Hilfe fuer Tororo/Uganda e.V.

Newsletter zu Ostern 2016

Sehr geehrte Damen und Herren,

Liebe Freundinnen und Freunde,

zum bevorstehenden Osterfest senden wir, der Vorstand und unsere Partner in Tororo herzliche Grüße.

So nehme ich das zum Anlas, um über die Entwicklung unserer Projekte seit meiner Rückkehr nach Deutschland Anfang Februar zu berichten. Die recht frühe Rückkehr in unsere hiesige Nässe und Kälte  ergab sich, da am 18.2. Wahlen in Uganda anstanden und eine große Unsicherheit in der Bevölkerung bestand, ob das friedlich ablaufen würde. Auch ich war verunsichert.

Nun, die Wahlen sind vorbei. Der seit 30 Jahren amtierende Präsident wurde mit 60 % wiedergewählt, der stärkste Oppositionsführer erhielt 35 %. Dagegen klagt er, weil er Wahlfälschungen vermutet. Die überwiegende Grundstimmung der Menschen vor meiner Abreise war jedoch, dass sie keine wesentliche Veränderung wollen bzw. sich nicht vorstellen konnten, dass sie von einer anderen Partei besser in ihren Anliegen vertreten werden.

In Tororo war es nach den Wahlen für einige Tage unruhig, aber das lag insbesondere daran, dass der bisherige Parlamentsabgeordnete abgewählt wurde. Seine Anhänger protestierten und gingen  für ihn auf die Strasse. Schon während meiner Zeit in Tororo erlebte ich, wie die jeweiligen Kandidaten vor allem Jugendliche um sich versammelten, die auf LKWs mit lauter Propanda und Musik durch die Stadt fuhren. Das erwies sich für einige Leute als kleiner Nebenverdienst.

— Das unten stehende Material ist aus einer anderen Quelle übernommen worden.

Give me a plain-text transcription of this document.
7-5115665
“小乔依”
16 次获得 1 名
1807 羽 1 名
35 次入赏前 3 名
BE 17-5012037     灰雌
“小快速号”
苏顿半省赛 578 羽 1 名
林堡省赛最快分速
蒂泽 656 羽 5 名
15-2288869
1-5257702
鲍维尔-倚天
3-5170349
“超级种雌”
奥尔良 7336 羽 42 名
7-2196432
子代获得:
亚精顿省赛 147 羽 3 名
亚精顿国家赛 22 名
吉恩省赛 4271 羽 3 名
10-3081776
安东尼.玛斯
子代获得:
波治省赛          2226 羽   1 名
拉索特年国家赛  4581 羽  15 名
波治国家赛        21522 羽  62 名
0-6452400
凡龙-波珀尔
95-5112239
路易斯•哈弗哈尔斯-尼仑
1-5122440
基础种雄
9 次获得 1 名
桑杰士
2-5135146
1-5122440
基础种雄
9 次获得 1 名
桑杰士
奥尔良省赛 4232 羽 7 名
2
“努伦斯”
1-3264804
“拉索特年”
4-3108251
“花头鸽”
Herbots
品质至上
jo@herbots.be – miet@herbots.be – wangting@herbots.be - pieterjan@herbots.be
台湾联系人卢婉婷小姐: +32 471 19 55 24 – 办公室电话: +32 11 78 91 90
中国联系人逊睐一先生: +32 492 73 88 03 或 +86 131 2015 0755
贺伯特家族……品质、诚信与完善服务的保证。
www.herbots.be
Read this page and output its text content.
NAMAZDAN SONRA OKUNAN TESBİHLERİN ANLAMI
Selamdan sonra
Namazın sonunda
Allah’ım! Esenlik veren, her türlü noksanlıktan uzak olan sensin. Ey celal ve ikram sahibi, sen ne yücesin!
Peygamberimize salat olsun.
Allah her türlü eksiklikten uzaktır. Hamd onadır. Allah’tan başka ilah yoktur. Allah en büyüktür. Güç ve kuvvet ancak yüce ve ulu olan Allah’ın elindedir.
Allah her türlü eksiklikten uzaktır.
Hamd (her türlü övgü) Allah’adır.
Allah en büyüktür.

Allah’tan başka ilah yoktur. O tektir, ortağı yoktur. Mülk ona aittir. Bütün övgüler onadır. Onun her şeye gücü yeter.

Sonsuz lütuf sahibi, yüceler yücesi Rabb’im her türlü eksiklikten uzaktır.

Aufgrund der Wahlen begann das Schuljahr 2016 erst am 22.2. Langsam pendelt sich alles ein und bis jetzt haben sich 185 Jungen und Mädchen angemeldet, mit weiteren Anmeldungen rechnet die Schulleitung. Darunter ist ein größerer Bedarf an Internatsplätzen als bisher, vor allem für Jungen aber zunehmend auch für Mädchen. So ist der Bau eines weiteren Schlafhauses für jeweils Jungen und Mädchen einer der Schwerpunkte in diesem Jahr.

Eine größere Zahl an Internatsschülerinnen und -schülern bedeutet auch, dass mehr Frühstück-, Mittag- und Abendmahlzeiten benötigt werden und sich somit das Budget der Schulspeisung erheblich erhöht. Das hierfür verwendete Maismehl und die Bohnen müssen zu höheren Preisen eingegekauft werden, was vor allem daran liegt, dass es aufgrund von Klimaverschiebungen immer öfter Missernten gibt.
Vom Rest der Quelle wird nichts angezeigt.